Asentí con la cabeza, consciente de que no carecía de razón, y casi inmediatamente sentí que crecía en mi interior cierta zozobra.

– Pero hablaremos detenidamente de ello más tarde. -La señorita Collins, con la mano aún en mi hombro, me hacía pasar a la salita-. Le prometo no tardar. Por favor, siéntese y póngase cómodo.

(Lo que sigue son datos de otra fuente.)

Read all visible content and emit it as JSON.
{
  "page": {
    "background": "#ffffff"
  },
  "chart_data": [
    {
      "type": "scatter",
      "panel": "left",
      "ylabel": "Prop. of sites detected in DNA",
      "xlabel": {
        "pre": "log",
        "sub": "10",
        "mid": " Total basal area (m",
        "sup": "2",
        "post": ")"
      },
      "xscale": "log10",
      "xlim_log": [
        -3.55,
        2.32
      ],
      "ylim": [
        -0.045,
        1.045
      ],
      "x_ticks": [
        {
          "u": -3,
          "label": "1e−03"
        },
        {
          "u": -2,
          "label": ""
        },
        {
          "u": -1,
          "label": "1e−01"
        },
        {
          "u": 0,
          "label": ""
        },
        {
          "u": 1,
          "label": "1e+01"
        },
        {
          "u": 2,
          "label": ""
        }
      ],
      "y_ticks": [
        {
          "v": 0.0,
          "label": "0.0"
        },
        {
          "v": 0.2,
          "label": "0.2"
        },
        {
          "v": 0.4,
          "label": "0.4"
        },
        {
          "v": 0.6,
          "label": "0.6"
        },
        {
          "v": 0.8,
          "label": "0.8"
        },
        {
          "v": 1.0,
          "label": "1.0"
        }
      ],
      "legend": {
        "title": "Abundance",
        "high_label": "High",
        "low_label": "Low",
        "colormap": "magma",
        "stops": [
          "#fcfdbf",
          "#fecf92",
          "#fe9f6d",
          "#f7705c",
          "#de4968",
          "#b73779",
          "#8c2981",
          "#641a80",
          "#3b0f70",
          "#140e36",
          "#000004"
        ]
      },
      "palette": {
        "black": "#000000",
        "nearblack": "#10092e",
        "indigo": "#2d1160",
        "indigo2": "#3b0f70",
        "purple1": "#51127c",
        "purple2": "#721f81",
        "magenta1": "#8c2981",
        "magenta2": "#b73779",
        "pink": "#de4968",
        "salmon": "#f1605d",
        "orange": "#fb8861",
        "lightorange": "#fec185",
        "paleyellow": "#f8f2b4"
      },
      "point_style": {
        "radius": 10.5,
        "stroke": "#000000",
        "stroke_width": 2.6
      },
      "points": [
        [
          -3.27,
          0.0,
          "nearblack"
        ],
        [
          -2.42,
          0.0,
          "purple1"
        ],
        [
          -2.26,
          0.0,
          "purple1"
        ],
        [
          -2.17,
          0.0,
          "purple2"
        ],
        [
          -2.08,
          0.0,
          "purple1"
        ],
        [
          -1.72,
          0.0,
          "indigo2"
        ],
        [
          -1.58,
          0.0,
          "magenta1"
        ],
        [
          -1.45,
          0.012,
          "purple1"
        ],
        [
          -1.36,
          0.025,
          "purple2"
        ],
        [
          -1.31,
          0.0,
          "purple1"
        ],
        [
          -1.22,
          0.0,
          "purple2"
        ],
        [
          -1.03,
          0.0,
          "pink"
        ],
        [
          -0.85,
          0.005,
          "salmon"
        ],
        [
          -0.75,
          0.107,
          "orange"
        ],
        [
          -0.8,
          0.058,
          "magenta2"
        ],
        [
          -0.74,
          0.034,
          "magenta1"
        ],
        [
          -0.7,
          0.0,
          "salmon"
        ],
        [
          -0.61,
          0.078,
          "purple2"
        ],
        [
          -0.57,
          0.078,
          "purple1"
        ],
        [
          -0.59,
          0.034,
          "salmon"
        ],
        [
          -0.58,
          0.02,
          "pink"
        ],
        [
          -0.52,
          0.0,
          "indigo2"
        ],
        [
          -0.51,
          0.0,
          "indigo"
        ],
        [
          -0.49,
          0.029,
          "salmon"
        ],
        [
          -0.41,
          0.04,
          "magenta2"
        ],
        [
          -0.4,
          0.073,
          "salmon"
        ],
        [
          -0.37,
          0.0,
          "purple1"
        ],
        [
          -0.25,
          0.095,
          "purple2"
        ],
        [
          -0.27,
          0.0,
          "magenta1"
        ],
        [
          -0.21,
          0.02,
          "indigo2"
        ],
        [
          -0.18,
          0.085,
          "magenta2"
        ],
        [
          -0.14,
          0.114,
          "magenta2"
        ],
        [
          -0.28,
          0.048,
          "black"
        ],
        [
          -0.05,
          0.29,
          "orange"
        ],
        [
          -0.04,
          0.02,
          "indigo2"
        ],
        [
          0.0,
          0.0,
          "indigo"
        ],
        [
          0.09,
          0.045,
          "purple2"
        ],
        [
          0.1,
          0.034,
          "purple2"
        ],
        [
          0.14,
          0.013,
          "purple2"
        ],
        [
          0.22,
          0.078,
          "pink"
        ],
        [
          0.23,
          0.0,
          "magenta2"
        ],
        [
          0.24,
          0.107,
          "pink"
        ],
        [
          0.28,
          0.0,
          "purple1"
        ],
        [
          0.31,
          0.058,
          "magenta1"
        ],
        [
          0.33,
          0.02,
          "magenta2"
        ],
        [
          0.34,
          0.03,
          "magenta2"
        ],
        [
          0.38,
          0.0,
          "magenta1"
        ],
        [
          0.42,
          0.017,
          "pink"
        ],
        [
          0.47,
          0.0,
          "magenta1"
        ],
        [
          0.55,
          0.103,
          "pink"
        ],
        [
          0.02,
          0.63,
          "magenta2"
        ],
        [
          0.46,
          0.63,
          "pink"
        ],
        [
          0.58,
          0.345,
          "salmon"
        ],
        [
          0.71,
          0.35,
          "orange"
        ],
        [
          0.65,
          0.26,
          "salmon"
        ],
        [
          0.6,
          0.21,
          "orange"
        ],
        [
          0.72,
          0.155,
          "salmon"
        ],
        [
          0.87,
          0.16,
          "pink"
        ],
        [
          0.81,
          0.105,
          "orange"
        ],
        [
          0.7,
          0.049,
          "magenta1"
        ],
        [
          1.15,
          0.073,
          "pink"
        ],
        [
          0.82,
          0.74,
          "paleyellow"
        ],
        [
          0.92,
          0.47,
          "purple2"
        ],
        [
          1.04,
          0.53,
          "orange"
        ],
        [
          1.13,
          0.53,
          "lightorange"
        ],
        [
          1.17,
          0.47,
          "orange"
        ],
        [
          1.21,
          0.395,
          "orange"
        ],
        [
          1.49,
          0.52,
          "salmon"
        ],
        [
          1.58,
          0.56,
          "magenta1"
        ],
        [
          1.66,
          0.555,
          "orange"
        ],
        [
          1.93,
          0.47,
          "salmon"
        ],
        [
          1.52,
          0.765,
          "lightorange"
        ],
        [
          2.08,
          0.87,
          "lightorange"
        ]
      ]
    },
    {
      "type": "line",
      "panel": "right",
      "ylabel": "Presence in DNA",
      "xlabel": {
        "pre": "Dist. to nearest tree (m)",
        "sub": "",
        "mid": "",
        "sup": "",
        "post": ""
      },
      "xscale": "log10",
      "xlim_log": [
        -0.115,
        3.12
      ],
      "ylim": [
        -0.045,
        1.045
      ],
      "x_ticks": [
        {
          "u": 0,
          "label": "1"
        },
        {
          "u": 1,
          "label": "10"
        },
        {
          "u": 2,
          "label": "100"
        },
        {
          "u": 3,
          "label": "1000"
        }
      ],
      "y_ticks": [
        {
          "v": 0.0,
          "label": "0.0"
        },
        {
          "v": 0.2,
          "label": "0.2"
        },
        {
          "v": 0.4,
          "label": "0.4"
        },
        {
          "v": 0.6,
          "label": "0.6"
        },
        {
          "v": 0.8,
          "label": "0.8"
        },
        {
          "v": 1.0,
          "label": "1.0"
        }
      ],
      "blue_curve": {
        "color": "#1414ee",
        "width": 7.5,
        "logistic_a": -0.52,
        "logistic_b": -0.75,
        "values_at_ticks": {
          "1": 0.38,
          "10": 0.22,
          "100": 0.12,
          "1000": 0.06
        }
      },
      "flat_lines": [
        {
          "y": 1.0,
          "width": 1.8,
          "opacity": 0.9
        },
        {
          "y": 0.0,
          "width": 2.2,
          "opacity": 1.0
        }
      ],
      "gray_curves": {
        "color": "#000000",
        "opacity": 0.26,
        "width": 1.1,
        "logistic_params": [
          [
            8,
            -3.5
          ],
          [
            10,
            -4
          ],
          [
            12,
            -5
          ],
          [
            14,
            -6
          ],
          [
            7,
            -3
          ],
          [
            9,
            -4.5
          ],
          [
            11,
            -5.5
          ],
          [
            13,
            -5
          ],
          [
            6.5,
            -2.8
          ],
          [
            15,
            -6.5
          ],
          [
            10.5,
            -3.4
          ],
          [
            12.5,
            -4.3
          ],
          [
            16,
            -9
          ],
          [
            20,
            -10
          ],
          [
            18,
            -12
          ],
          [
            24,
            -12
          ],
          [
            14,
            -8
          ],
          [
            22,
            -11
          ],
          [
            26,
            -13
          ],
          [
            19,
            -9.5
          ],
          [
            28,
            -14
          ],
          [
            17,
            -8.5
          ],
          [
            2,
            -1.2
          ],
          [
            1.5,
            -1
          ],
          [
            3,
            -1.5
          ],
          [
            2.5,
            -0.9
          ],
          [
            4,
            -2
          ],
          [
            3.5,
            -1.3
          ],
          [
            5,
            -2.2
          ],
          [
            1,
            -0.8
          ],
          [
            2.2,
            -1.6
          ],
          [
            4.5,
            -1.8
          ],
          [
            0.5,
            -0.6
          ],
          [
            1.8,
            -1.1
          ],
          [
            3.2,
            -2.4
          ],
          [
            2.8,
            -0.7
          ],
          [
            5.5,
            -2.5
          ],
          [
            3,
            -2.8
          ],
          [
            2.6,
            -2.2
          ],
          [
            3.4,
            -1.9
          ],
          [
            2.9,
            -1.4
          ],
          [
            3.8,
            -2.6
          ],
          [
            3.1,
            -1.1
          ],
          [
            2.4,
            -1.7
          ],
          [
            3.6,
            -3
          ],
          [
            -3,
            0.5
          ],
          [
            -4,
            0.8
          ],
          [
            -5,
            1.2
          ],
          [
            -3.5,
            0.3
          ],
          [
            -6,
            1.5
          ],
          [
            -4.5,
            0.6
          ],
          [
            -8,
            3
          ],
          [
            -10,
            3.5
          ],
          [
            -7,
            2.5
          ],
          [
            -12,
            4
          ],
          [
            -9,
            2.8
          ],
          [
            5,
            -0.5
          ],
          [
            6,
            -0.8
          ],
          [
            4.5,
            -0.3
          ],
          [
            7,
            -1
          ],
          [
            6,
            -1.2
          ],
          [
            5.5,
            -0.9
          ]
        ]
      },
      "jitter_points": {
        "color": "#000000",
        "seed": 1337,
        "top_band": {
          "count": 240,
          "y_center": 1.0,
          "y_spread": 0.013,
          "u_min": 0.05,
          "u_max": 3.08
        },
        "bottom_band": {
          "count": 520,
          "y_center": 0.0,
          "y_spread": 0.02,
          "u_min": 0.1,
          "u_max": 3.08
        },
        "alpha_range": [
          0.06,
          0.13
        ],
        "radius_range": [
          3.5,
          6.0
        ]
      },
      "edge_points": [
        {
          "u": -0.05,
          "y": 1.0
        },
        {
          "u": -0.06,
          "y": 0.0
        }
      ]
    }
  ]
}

Entré en una pequeña sala cuadrangular llena de sol y de flores frescas. La variedad dispar de los sillones evocaba la sala de espera de un dentista o un médico, lo mismo que las revistas que había sobre la mesita. Al ver a la señorita Collins, el hombre robusto se levantó inmediatamente, bien por cortesía o bien porque pensaba que le iba a hacer pasar en aquel mismo momento. Pensé que nos iba a presentar, pero el protocolo parecía ser el de rigor en toda sala de espera, porque la señorita Collins se limitó a sonreírle antes de desaparecer por la Puerta que daba al interior del apartamento, susurrando una disculpa -según me pareció- dirigida a ambos:

– No tardo nada.

El hombre robusto volvió a sentarse y fijó la mirada en el suelo. Por un momento pensé que iba a decir algo, pero cuando vi que permanecía en silencio me volví y tomé asiento en un sofá de mimbre bañado por el sol y situado en la ventana salediza por la que antes había atisbado el interior del apartamento. Cuando me acomodé en el sofá, el mimbre crujió agradablemente. Una ancha franja de sol caía sobre mi regazo, y vi, muy cerca de mi cara, un gran jarrón con tulipanes. Me sentí cómodo inmediatamente, y en un estado anímico completamente diferente al de sólo minutos antes, al tocar el timbre de la puerta. La señorita Collins, por supuesto, tenía razón. Una ciudad como aquella agradecería cualquier cosa que se me ocurriera ofrecerle. Era casi inimaginable que la gente se pusiera a analizar a fondo -y menos aún a criticar- mis opiniones. Y como la señorita Collins había señalado, yo me había visto incontables veces en situaciones similares. Aun con el discurso menos preparado de lo que yo juzgaba deseable, sería capaz de articular una alocución de cierto fuste. Allí sentado al sol, fui tranquilizándome por momentos, al tiempo que me asombraba más y más de haber podido verme sumido en tal estado de desasosiego.